Estudo ambiental não evita impacto dos grandes empreendimentos

Os Estudos de Impacto Ambiental (EIA) e os Relatórios de Impacto Ambiental (RIMA) preveem os efeitos sociais e ambientais que poderão ser causados com a construção de um grande empreendimento de infraestrutura, inclusive prevê soluções e formas de amenizar tais consequências. No entanto Nelson Bastos argumenta que, na prática, as complicações ainda se fazem presentes na vida da população mais vulnerável, principalmente daqueles que dependem de recursos naturais para o seu sustento.

Diante desses impactos, as identidades coletivas são responsáveis por agrupar e organizar os povos e as comunidades da região para contestar e denunciar os projetos que desestruturam a dinâmica da vida social na várzea. O estudo de Nelson Bastos enumera algumas das mobilizações feitas por movimentos sociais em Abaetetuba, como o Movimento dos Ribeirinhos das Ilhas da Várzea (Moriva), o Movimento dos Ribeirinhos das Paes de Abaetetuba (Moripa) e o Sindicato dos Trabalhadores e Trabalhadoras Rurais de Abaetetuba (STTRA), que buscam o diálogo com o Estado e a sociedade sobre os impactos enfrentados na região.

Em sua pesquisa, Nelson Bastos argumenta que o Estado e as estratégias de utilização dos recursos naturais restringem os direitos e a cidadania da população tradicional. Por isso, ao se autoafirmarem em identidades coletivas, eles conseguem confirmar seu pertencimento étnico ao território ocupado por agentes externos. 

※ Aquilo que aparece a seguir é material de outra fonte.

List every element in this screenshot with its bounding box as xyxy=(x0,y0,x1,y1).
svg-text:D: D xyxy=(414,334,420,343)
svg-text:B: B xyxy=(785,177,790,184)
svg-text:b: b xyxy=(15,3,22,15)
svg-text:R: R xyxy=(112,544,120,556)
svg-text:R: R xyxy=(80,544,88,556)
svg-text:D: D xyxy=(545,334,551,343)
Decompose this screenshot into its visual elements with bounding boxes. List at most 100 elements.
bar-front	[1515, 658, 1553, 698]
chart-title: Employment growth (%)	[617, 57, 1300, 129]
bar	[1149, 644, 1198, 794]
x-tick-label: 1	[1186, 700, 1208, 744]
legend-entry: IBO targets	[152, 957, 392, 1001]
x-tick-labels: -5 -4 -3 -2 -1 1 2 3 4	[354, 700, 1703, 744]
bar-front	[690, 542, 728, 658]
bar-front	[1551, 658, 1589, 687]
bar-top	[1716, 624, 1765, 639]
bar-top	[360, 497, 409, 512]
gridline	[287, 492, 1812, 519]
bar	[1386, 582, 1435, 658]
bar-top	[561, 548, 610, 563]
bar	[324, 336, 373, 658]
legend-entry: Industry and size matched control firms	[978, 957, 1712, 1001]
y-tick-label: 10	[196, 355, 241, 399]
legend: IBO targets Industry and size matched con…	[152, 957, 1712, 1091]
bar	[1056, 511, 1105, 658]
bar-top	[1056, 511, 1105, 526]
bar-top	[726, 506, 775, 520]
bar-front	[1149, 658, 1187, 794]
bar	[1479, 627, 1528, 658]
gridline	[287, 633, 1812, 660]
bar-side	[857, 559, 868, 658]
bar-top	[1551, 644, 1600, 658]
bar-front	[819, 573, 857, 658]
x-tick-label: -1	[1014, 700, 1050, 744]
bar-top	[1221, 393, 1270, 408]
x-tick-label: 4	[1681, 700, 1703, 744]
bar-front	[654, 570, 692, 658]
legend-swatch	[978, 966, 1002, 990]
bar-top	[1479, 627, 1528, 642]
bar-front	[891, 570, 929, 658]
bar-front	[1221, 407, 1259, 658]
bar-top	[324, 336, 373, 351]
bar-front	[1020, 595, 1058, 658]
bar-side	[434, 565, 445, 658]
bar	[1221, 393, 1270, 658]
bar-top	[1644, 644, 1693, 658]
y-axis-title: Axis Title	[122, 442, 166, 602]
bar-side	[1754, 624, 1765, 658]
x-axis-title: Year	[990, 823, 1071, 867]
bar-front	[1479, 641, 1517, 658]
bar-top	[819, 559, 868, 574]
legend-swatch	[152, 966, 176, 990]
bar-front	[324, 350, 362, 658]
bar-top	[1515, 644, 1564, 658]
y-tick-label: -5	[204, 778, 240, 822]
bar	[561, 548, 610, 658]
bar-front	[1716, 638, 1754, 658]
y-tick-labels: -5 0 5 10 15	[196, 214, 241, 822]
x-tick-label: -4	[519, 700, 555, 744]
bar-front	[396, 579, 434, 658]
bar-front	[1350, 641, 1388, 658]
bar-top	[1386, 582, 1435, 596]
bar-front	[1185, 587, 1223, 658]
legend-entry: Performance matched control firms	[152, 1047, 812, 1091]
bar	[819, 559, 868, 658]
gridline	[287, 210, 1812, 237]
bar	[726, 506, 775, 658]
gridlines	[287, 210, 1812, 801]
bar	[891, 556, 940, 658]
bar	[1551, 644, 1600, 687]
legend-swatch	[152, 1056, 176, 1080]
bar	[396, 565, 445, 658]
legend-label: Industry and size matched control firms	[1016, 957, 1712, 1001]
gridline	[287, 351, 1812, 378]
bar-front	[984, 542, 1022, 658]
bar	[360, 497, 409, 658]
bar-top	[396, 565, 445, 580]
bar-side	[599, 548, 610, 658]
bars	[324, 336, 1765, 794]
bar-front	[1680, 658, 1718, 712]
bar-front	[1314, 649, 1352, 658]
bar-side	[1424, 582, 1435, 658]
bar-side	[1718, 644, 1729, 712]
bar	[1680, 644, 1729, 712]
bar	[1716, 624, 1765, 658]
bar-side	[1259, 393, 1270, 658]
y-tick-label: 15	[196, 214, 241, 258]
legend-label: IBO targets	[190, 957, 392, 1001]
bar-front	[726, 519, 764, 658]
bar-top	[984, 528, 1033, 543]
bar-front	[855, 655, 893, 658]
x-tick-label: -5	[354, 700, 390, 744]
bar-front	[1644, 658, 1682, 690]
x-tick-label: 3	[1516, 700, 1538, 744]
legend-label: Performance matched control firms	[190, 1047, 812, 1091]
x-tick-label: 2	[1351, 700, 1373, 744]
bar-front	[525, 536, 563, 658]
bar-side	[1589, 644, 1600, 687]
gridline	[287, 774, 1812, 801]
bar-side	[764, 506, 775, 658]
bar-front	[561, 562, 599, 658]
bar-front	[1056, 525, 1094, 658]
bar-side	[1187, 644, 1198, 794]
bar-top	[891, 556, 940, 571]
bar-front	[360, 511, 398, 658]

O pesquisador discute que é fundamental reconhecer que cada território possui uma dinâmica social própria e, por isso, é importante considerar a cultura, a ancestralidade e os saberes comuns construídos entre as comunidades da várzea. “São elementos básicos para que o Estado possa, dentro dessa perspectiva, promover o desenvolvimento local socialmente justo, ambientalmente equilibrado e economicamente sustentável”.

O autor do trabalho ainda reforça que o Estado deve assegurar e ampliar o direito dos povos e das comunidades tradicionais, implementando políticas públicas elaboradas de acordo com a vocação cultural e ambiental de cada território, além de combater a devastação causada por grandes empreendimentos na Amazônia.